There’s the pursuit of a prideworthy harvest and the hope of shooting certain identifiable bucks seen in person or on trail cams, which seem to take on a greater sort of power when given names. Mounted on the Larks’ wall is Stinky, an old buck with an impressive rack. Still in the woods is El Toro, whose curved antlers Bill likened to a bull’s horns.
There’s the competition with others — Derek shared that one year, after Bill shot a six-pointer early in the season, Derek teased him that he was going to one-up him with a bigger buck. Towards the end of the season, Derek got one with a tiny seventh point.

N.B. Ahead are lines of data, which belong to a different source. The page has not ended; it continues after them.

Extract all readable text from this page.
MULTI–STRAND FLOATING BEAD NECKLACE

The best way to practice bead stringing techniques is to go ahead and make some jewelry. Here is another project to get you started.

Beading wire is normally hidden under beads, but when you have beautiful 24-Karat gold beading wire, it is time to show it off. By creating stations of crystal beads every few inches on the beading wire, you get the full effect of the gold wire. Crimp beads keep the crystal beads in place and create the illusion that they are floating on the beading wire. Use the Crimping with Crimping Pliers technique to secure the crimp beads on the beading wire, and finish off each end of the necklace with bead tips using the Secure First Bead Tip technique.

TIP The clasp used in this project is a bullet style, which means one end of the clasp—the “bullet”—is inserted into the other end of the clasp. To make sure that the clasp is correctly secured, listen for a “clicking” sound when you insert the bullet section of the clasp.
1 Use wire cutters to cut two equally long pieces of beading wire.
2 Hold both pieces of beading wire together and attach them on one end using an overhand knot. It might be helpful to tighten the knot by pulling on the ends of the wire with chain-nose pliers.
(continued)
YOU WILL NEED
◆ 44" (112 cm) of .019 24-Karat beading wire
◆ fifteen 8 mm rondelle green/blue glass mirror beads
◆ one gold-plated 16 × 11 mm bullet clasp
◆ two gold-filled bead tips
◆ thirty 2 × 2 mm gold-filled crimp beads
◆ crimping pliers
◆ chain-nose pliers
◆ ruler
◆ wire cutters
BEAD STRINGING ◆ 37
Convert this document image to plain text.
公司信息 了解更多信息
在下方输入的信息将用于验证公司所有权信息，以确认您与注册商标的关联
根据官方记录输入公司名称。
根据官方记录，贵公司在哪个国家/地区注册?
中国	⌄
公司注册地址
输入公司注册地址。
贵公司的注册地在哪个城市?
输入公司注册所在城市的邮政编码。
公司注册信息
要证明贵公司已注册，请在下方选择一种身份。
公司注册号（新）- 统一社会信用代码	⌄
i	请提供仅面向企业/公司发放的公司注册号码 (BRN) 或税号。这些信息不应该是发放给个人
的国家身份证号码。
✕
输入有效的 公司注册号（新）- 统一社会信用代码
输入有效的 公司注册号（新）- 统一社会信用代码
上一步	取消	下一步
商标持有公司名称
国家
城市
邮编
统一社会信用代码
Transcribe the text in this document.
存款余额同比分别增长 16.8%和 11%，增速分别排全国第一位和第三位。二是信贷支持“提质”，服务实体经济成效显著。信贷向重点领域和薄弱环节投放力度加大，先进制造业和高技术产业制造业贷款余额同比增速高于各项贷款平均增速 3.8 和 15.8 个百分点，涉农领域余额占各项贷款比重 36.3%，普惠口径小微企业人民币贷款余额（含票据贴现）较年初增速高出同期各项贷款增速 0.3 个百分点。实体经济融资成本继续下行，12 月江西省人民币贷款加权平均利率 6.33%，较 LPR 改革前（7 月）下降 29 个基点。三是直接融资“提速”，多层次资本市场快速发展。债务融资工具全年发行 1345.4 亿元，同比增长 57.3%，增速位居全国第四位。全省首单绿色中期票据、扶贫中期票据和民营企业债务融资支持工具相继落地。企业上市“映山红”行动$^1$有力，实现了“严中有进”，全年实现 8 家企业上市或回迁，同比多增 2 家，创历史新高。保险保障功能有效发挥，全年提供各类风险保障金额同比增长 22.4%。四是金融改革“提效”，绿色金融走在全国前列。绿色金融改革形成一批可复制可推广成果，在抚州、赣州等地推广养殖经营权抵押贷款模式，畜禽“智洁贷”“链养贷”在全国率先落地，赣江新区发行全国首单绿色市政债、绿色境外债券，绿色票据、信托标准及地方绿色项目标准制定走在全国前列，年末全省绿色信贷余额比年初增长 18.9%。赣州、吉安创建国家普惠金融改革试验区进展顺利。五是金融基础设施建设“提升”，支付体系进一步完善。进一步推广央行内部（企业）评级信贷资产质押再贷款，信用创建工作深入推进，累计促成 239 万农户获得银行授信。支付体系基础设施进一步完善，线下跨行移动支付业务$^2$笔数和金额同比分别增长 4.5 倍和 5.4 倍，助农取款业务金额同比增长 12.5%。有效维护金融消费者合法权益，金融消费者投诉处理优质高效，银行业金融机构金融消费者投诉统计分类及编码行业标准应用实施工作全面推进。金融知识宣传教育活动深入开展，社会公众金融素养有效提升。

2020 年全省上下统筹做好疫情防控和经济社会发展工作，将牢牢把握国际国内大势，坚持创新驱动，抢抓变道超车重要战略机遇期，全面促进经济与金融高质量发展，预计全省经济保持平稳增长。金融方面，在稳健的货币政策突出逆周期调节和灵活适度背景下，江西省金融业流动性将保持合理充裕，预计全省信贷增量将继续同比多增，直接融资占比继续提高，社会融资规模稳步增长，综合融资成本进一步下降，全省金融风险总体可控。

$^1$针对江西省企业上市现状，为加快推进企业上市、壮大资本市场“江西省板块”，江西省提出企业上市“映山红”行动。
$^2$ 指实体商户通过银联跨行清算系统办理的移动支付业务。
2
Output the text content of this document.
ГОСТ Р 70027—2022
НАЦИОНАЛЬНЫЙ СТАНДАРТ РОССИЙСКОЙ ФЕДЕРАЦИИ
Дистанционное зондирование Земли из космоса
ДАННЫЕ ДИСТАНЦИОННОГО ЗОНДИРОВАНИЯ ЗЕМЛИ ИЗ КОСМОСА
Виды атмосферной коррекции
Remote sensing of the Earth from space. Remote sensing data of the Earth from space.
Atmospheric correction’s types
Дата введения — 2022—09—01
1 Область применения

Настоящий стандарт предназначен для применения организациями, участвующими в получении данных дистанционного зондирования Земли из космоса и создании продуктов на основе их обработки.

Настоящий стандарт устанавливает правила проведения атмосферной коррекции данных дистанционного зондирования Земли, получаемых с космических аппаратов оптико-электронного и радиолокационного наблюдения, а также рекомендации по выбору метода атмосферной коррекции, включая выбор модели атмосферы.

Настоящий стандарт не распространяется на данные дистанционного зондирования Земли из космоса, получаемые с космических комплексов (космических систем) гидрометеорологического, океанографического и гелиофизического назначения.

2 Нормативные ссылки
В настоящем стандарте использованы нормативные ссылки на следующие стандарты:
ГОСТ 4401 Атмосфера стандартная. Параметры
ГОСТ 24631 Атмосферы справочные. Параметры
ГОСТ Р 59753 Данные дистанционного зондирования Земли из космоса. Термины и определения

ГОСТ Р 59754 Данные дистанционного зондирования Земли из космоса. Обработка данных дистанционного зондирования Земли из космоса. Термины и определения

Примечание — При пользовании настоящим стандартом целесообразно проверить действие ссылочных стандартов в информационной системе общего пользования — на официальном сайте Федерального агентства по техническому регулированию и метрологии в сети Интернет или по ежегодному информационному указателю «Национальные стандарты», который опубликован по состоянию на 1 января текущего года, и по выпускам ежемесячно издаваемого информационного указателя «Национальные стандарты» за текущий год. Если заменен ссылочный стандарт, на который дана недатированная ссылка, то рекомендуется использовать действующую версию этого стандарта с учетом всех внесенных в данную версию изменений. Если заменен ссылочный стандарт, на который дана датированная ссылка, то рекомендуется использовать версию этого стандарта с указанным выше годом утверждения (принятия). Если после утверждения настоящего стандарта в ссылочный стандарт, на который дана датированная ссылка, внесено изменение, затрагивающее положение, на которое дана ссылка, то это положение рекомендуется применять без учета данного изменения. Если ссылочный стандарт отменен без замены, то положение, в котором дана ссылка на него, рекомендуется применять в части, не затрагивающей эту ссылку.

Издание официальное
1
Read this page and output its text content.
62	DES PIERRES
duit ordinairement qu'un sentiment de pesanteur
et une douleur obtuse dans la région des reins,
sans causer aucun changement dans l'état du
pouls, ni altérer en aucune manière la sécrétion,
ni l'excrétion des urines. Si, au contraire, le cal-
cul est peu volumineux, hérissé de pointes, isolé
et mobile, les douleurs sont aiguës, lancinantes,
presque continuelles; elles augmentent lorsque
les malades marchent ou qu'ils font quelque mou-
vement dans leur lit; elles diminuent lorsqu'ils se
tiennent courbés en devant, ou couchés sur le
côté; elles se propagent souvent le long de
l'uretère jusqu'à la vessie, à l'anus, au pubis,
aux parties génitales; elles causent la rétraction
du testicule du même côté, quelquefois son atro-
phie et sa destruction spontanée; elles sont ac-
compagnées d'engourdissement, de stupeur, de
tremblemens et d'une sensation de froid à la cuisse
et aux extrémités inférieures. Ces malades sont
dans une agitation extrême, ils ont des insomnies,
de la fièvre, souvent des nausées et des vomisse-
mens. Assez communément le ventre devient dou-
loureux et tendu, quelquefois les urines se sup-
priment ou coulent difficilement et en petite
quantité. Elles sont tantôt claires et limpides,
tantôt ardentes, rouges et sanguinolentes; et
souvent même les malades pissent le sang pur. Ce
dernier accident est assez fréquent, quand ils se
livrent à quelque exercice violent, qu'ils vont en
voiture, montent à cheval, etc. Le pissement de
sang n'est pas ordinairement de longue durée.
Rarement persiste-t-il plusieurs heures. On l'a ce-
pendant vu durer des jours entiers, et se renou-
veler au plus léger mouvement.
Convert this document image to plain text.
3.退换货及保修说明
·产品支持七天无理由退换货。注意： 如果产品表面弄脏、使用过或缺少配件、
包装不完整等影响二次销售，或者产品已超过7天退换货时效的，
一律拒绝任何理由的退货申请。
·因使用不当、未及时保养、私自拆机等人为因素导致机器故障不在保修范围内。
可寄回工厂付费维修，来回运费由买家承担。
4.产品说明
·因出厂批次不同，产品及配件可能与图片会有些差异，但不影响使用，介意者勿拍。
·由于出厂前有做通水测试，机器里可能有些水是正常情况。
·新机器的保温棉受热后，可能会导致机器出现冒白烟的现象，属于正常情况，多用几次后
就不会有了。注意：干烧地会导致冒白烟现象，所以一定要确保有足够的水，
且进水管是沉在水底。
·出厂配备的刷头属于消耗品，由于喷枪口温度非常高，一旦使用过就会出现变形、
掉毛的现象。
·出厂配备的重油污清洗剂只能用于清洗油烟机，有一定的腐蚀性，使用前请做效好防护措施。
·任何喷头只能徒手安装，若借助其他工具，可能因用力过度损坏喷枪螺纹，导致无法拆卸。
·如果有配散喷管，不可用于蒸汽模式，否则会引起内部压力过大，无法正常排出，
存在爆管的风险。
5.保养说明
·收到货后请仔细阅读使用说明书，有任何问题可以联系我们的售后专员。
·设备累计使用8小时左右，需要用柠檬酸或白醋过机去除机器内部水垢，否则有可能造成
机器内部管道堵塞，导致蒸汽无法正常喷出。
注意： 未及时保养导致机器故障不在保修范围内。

But it’s also just about enjoying the time away from the grind of everyday life. Bill said that when a buck presented itself early in the season, he didn’t take a shot at it, because he didn’t want to tag out and be unable to hunt for the remainder of the two weeks.
That doesn’t mean he’s out hunting at every opportunity, though. He also enjoys being the camp cook. The first night at camp, the gang had a chicken dinner, and on other nights, they’ve had pasties Bill made from scratch.
“That’s been a tradition up here, because my mom used to make pasties, and she would send a bunch of pasties up with us,” Bill said. “And then she passed away, and it’s like, ‘Well, I gotta carry on the tradition.’ I make the dough and everything.”
The first weekend, three generations of Larks were at camp. Two of Bill’s grandsons — Desmond and Aaron, Derek’s brother Logan’s kids — came out to enjoy the opening of the season. On Monday the 18th, Aaron’s 16th birthday, the boy got a buck. It was his third deer, but the first at the property, his grandfather and uncle relayed.
“Right through the heart — it was a good shot,” Bill said of Aaron’s birthday kill.